Cobb has been a professor at the Columbia Journalism School since 2016 and is currently teaching a class that examines the history of race and its implications on reporting and media. He began writing for The New Yorker in 2012 and was the recipient of the Sidney Hillman Prize for Opinion and Analysis Journalism in 2015. Cobb is also the author of three books, each touching upon contemporary issues of politics, history, race and culture.

Cobb’s speech focused on the “half-life of freedom,” the idea that struggles encountered in the past can just as easily be resurfaced in the present.

“I so often find myself in a context where I’m wondering if I’m in the past or if I’m in the present,” said Cobb during his presentation. “I have the feeling that sometimes my history syllabus has jumped off of the page, and that we are now reading it as a newspaper — that things that we saw once, that we thought we could teach about as artifacts in history, we are now seeing again in a contemporary context.”

As an example, he drew similarities between the dialogue used to describe the Chinese in the 1880s and the verbiage used in 2019 to describe Mexicans and Latin Americans as “drug dealers” and “job stealers.”
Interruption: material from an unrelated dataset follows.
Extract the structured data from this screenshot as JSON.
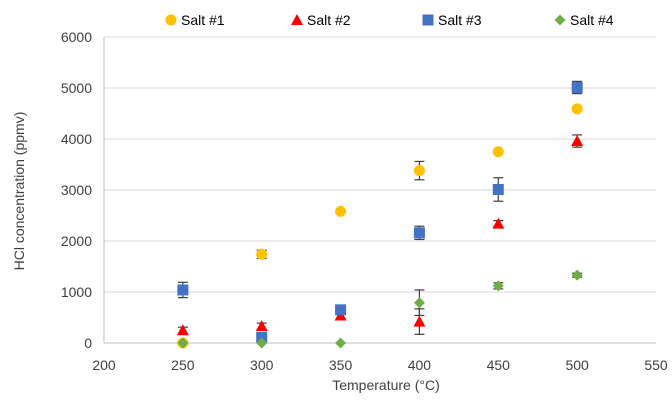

He explained how dynamics in the present are no different from those in the past: that if America is to truly change for the better, its citizens must realize that “democracy requires constant vigilance.”
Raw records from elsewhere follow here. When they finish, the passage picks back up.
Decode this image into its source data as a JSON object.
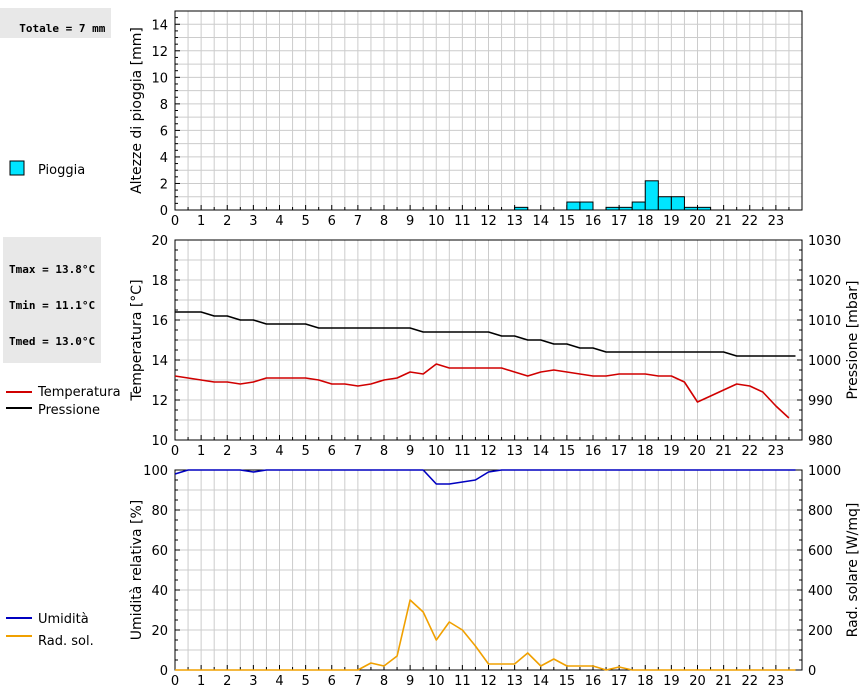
{
  "rain_total": "Totale = 7 mm",
  "temp_stats": [
    "Tmax = 13.8°C",
    "Tmin = 11.1°C",
    "Tmed = 13.0°C"
  ],
  "colors": {
    "rain": "#00e5ff",
    "temperature": "#d00000",
    "pressure": "#000000",
    "humidity": "#0000c0",
    "solar": "#f0a000",
    "grid": "#cccccc"
  },
  "legend": {
    "rain": "Pioggia",
    "temperature": "Temperatura",
    "pressure": "Pressione",
    "humidity": "Umidità",
    "solar": "Rad. sol."
  },
  "chart_data": [
    {
      "type": "bar",
      "ylabel": "Altezze di pioggia [mm]",
      "xlim": [
        0,
        24
      ],
      "ylim": [
        0,
        15
      ],
      "yticks": [
        0,
        2,
        4,
        6,
        8,
        10,
        12,
        14
      ],
      "xticks": [
        "0",
        "1",
        "2",
        "3",
        "4",
        "5",
        "6",
        "7",
        "8",
        "9",
        "10",
        "11",
        "12",
        "13",
        "14",
        "15",
        "16",
        "17",
        "18",
        "19",
        "20",
        "21",
        "22",
        "23"
      ],
      "grid": true,
      "series": [
        {
          "name": "Pioggia",
          "x": [
            13,
            15,
            15.5,
            16.5,
            17,
            17.5,
            18,
            18.5,
            19,
            19.5,
            20
          ],
          "values": [
            0.2,
            0.6,
            0.6,
            0.2,
            0.2,
            0.6,
            2.2,
            1.0,
            1.0,
            0.2,
            0.2
          ]
        }
      ]
    },
    {
      "type": "line",
      "ylabel": "Temperatura [°C]",
      "y2label": "Pressione [mbar]",
      "xlim": [
        0,
        24
      ],
      "ylim": [
        10,
        20
      ],
      "y2lim": [
        980,
        1030
      ],
      "yticks": [
        10,
        12,
        14,
        16,
        18,
        20
      ],
      "y2ticks": [
        980,
        990,
        1000,
        1010,
        1020,
        1030
      ],
      "xticks": [
        "0",
        "1",
        "2",
        "3",
        "4",
        "5",
        "6",
        "7",
        "8",
        "9",
        "10",
        "11",
        "12",
        "13",
        "14",
        "15",
        "16",
        "17",
        "18",
        "19",
        "20",
        "21",
        "22",
        "23"
      ],
      "grid": true,
      "series": [
        {
          "name": "Temperatura",
          "axis": "left",
          "x": [
            0,
            0.5,
            1,
            1.5,
            2,
            2.5,
            3,
            3.5,
            4,
            4.5,
            5,
            5.5,
            6,
            6.5,
            7,
            7.5,
            8,
            8.5,
            9,
            9.5,
            10,
            10.5,
            11,
            11.5,
            12,
            12.5,
            13,
            13.5,
            14,
            14.5,
            15,
            15.5,
            16,
            16.5,
            17,
            17.5,
            18,
            18.5,
            19,
            19.5,
            20,
            20.5,
            21,
            21.5,
            22,
            22.5,
            23,
            23.5
          ],
          "values": [
            13.2,
            13.1,
            13.0,
            12.9,
            12.9,
            12.8,
            12.9,
            13.1,
            13.1,
            13.1,
            13.1,
            13.0,
            12.8,
            12.8,
            12.7,
            12.8,
            13.0,
            13.1,
            13.4,
            13.3,
            13.8,
            13.6,
            13.6,
            13.6,
            13.6,
            13.6,
            13.4,
            13.2,
            13.4,
            13.5,
            13.4,
            13.3,
            13.2,
            13.2,
            13.3,
            13.3,
            13.3,
            13.2,
            13.2,
            12.9,
            11.9,
            12.2,
            12.5,
            12.8,
            12.7,
            12.4,
            11.7,
            11.1
          ]
        },
        {
          "name": "Pressione",
          "axis": "right",
          "x": [
            0,
            1,
            1.5,
            2,
            2.5,
            3,
            3.5,
            4,
            5,
            5.5,
            6,
            9,
            9.5,
            10,
            12,
            12.5,
            13,
            13.5,
            14,
            14.5,
            15,
            15.5,
            16,
            16.5,
            17,
            21,
            21.5,
            23.75
          ],
          "values": [
            1012,
            1012,
            1011,
            1011,
            1010,
            1010,
            1009,
            1009,
            1009,
            1008,
            1008,
            1008,
            1007,
            1007,
            1007,
            1006,
            1006,
            1005,
            1005,
            1004,
            1004,
            1003,
            1003,
            1002,
            1002,
            1002,
            1001,
            1001
          ]
        }
      ]
    },
    {
      "type": "line",
      "ylabel": "Umidità relativa [%]",
      "y2label": "Rad. solare [W/mq]",
      "xlim": [
        0,
        24
      ],
      "ylim": [
        0,
        100
      ],
      "y2lim": [
        0,
        1000
      ],
      "yticks": [
        0,
        20,
        40,
        60,
        80,
        100
      ],
      "y2ticks": [
        0,
        200,
        400,
        600,
        800,
        1000
      ],
      "xticks": [
        "0",
        "1",
        "2",
        "3",
        "4",
        "5",
        "6",
        "7",
        "8",
        "9",
        "10",
        "11",
        "12",
        "13",
        "14",
        "15",
        "16",
        "17",
        "18",
        "19",
        "20",
        "21",
        "22",
        "23"
      ],
      "grid": true,
      "series": [
        {
          "name": "Umidità",
          "axis": "left",
          "x": [
            0,
            0.5,
            1,
            2.5,
            3,
            3.5,
            4,
            9,
            9.5,
            10,
            10.5,
            11,
            11.5,
            12,
            12.5,
            13,
            23.75
          ],
          "values": [
            98,
            100,
            100,
            100,
            99,
            100,
            100,
            100,
            100,
            93,
            93,
            94,
            95,
            99,
            100,
            100,
            100
          ]
        },
        {
          "name": "Rad. sol.",
          "axis": "right",
          "x": [
            0,
            7,
            7.5,
            8,
            8.5,
            9,
            9.5,
            10,
            10.5,
            11,
            11.5,
            12,
            12.5,
            13,
            13.5,
            14,
            14.5,
            15,
            15.5,
            16,
            16.5,
            17,
            17.5,
            18,
            23.75
          ],
          "values": [
            0,
            0,
            35,
            20,
            70,
            350,
            290,
            150,
            240,
            200,
            120,
            30,
            30,
            30,
            85,
            20,
            55,
            20,
            20,
            20,
            0,
            15,
            0,
            0,
            0
          ]
        }
      ]
    }
  ]
}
“I think it’s really important for Fordham to host these events,” said Rozine Pepushaj, FCRH ’22. “Because sometimes we’re so invested in what is happening in our own lives…that we forget about the things we should be doing for our communities in order to move forward like we were meant to.”

Issy Asianah, FCRH ’20, the vice president of Fordham’s ASILI, said the club hosts these types of events on campus to help inform and educate the student body.
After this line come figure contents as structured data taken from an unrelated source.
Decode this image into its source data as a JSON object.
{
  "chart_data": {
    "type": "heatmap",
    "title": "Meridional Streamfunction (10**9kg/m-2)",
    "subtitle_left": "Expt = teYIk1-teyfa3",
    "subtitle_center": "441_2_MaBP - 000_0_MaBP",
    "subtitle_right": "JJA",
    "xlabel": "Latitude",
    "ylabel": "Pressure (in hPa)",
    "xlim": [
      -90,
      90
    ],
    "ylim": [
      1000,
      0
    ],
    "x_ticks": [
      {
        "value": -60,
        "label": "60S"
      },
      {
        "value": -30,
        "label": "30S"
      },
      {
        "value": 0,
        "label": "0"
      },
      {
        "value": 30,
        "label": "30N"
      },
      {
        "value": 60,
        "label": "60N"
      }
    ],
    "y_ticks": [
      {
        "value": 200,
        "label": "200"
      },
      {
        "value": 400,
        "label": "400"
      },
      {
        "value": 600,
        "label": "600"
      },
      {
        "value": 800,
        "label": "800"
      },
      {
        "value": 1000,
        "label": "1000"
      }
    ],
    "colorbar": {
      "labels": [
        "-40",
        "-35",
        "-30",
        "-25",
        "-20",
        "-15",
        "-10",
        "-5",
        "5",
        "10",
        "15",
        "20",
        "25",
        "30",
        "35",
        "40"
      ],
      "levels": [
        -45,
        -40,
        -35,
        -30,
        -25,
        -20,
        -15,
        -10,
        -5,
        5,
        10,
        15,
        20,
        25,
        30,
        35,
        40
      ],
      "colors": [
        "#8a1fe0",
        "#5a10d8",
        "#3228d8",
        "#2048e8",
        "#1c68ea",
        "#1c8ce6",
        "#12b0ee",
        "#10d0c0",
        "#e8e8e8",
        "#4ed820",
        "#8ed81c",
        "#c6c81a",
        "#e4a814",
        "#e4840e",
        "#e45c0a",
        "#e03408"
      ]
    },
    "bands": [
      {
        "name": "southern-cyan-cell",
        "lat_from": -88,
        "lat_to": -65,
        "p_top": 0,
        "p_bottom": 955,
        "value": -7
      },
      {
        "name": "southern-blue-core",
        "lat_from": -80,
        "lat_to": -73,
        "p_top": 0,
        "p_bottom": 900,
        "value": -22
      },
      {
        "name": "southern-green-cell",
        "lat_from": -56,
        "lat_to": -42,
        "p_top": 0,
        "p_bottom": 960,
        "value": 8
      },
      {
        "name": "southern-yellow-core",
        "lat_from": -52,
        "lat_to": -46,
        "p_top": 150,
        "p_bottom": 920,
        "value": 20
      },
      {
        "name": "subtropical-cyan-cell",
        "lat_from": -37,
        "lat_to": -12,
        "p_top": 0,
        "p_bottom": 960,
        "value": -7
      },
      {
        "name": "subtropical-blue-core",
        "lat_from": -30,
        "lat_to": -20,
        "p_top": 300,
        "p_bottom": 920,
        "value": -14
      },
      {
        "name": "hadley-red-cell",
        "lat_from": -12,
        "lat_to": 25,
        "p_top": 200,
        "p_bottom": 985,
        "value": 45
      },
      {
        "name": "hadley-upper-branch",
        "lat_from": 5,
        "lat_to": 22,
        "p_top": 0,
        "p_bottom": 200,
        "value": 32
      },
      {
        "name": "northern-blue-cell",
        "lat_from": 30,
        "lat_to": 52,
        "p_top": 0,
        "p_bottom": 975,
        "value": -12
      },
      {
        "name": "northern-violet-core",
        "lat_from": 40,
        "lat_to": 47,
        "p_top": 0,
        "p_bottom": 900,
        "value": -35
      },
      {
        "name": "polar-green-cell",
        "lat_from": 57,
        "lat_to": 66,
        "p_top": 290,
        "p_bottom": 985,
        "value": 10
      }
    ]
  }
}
“Jelani Cobb was a very intentional choice for us because of what ASILI, as a club, stands for,” said Asianah. “We stand for the black identity, we stand for black students on campus.”

As an international student from Nigeria, Asianah said she never really knew about racism before coming to America.

“Racism plays a different role and looks different in Nigeria,” said Asianah.

She said she has been trying her best to deal with systemic racism and real-life encounters of prejudice and injustice as a college student for the past four years.

“I just want to be a college student,” said Asianah. “But I can’t just be a college student, I have to be a black college student.”

With a majority of the Fordham University student population being white, Asianah and other members of ASILI said they often feel like outsiders on their own campus.

“Sometimes I would just like to exist and glide through campus… but I know it’s not possible. That’s not how I feel,” said Asianah. “I don’t feel very comfortable coming to campus every day. I like living in the Bronx. I blend in with people in the Bronx because they look like me, and I like that a lot, but coming onto this campus is different.”

Asianah hopes that students, faculty and administration attend ASILI-hosted events and learn from them. Only by encouraging constructive discourse and making individuals aware of their biases can a campus foster racially and politically conscious students, according to the club.

When asked by an audience member how the youth could help solve reoccurring issues, particularly those relating to race, Cobb refused to answer and redirected the question back at the student. He said the youth should know how to answer that question better than he does.

“Get with people who are also asking those types of questions,” he said. “Talk with them, interact with them, and the things that you need to do will become apparent much more quickly.”

Cobb said the present is no worse than the gruesome past America has previously endured. He said he often thinks about the struggles his mother and father faced in Jim Crow Georgia and Alabama. Thinking in relative terms helps him remain optimistic for the future.

“Each of the things that we take for granted as freedoms in this country exist precisely because of the actions people took in the moments like the one we exist in right now,” said Cobb.